Protein concentration was measured by Bradford method with BSA (bovine serum albumin) as standard (
18).
Protein oxidation
Protein oxidation was tested by measuring the concentration of carbonyl groups of proteins. Carbonyl group content of protein was assayed by spectrophotometer at 370 nm (
19). Carbonyl group concentration was calculated based on e = 22 mM
-1cm
-1.
Histology examination
After decapitation, 5 to 8 cut of SN was processed for the number of dopaminergic neurons. We counted Nissl-stained dopaminergic neurons in the substantia nigra pars compacta and substantia nigra pars reticulate region in left and right hemispheres at 200x zoom.

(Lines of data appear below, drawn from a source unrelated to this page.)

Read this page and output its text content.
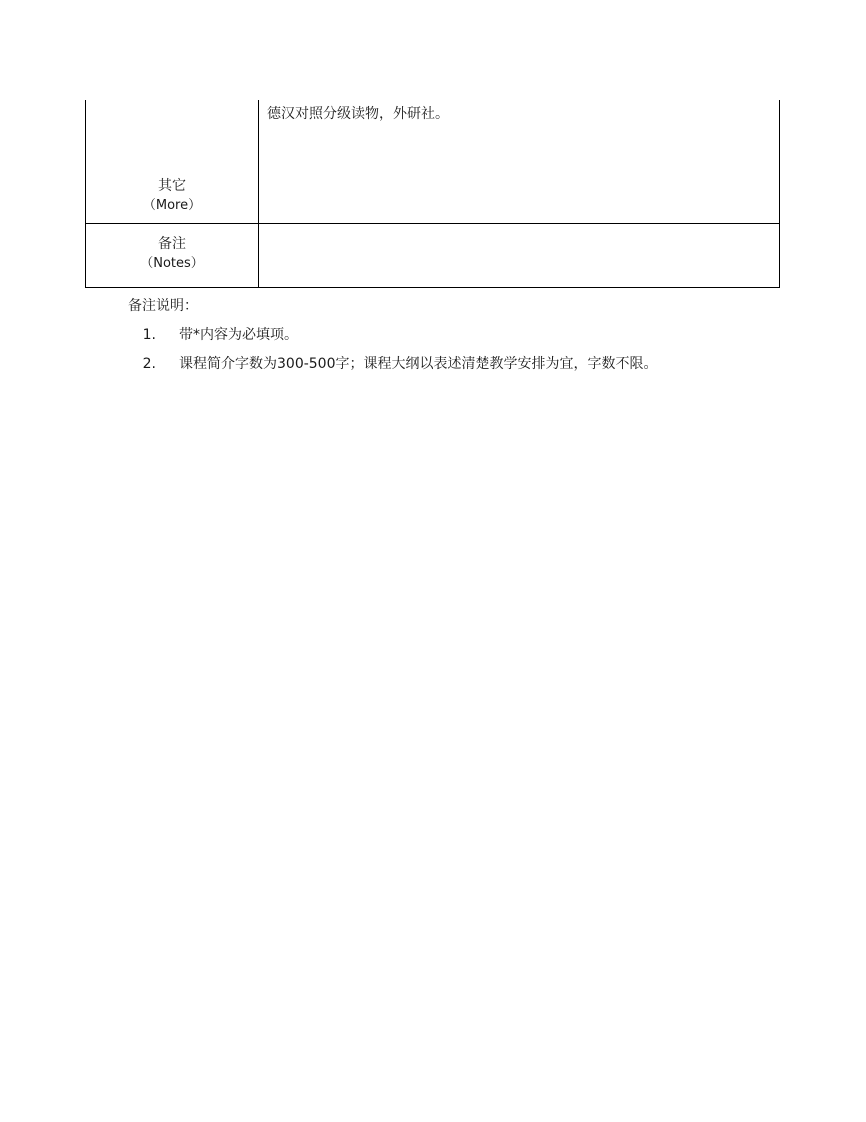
其它
（More）	德汉对照分级读物，外研社。

备注
（Notes）	

备注说明：
1. 带*内容为必填项。
2. 课程简介字数为300-500字；课程大纲以表述清楚教学安排为宜，字数不限。
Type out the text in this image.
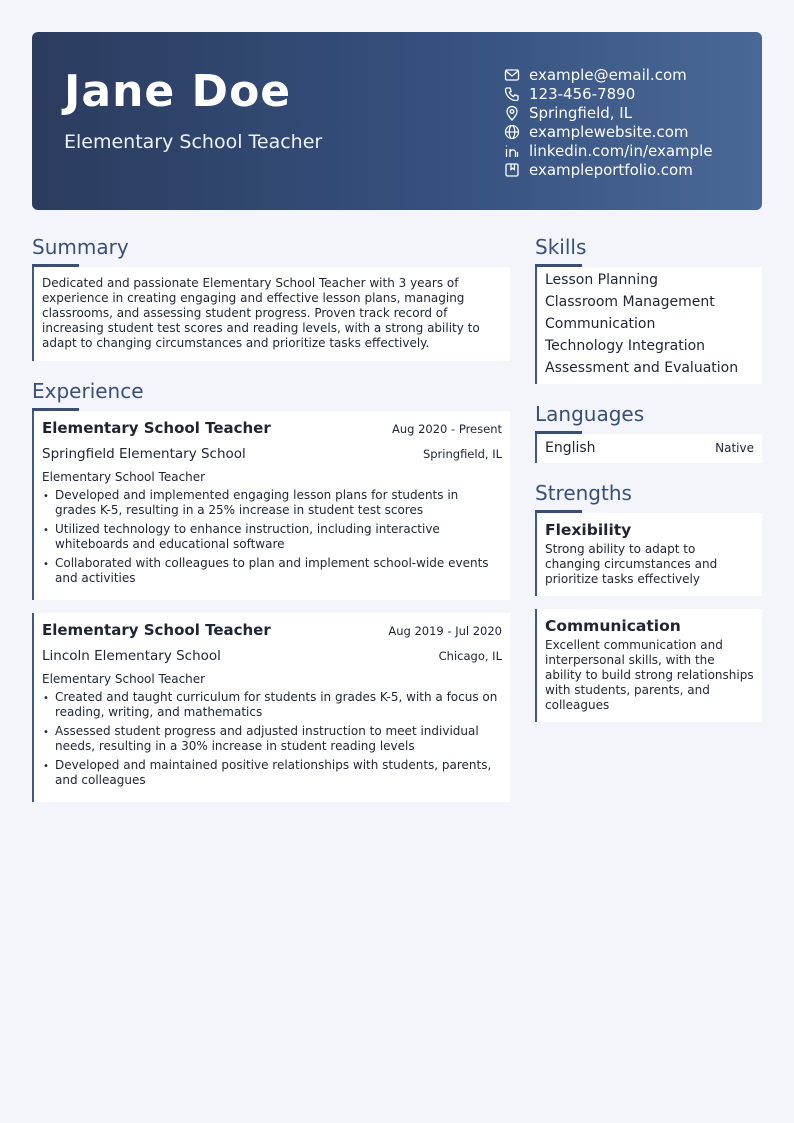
Jane Doe
Elementary School Teacher
example@email.com
123-456-7890
Springfield, IL
examplewebsite.com
linkedin.com/in/example
exampleportfolio.com
Summary
Dedicated and passionate Elementary School Teacher with 3 years of experience in creating engaging and effective lesson plans, managing classrooms, and assessing student progress. Proven track record of increasing student test scores and reading levels, with a strong ability to adapt to changing circumstances and prioritize tasks effectively.
Experience
Elementary School Teacher	Aug 2020 - Present
Springfield Elementary School	Springfield, IL
Elementary School Teacher
• Developed and implemented engaging lesson plans for students in grades K-5, resulting in a 25% increase in student test scores
• Utilized technology to enhance instruction, including interactive whiteboards and educational software
• Collaborated with colleagues to plan and implement school-wide events and activities
Elementary School Teacher	Aug 2019 - Jul 2020
Lincoln Elementary School	Chicago, IL
Elementary School Teacher
• Created and taught curriculum for students in grades K-5, with a focus on reading, writing, and mathematics
• Assessed student progress and adjusted instruction to meet individual needs, resulting in a 30% increase in student reading levels
• Developed and maintained positive relationships with students, parents, and colleagues
Skills
Lesson Planning
Classroom Management
Communication
Technology Integration
Assessment and Evaluation
Languages
English	Native
Strengths
Flexibility
Strong ability to adapt to changing circumstances and prioritize tasks effectively
Communication
Excellent communication and interpersonal skills, with the ability to build strong relationships with students, parents, and colleagues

Chemicals used in experiments
1, 1, 3, 3-Tetraethoxy propane, 2, 4- Dinitrophenyl Hydrazine, Apomorphine hydrochloride, Cresyle violet acetate, Guanidine hydrochloride, Hippuryl-His-Leu, Streptomycin sulfate, Tritonx-100, Desferrioxamine, and 6-hydroxydopamine were purchased from Sigma-Aldrich. Ketamine, Xylazine, Magnesium acetate tetrahydrate, Sucrose, Thiobarbituric acid, and Trichloro acetic acid were obtained from Merck.
Statistical analysis
Because of failure of normality distribution, we used non parametric Kruskal-Wallis test, and comparisons between 2 groups were made by Mann-Whitney U test. All analysis were done by IBM SPSS Statistics ver. 20.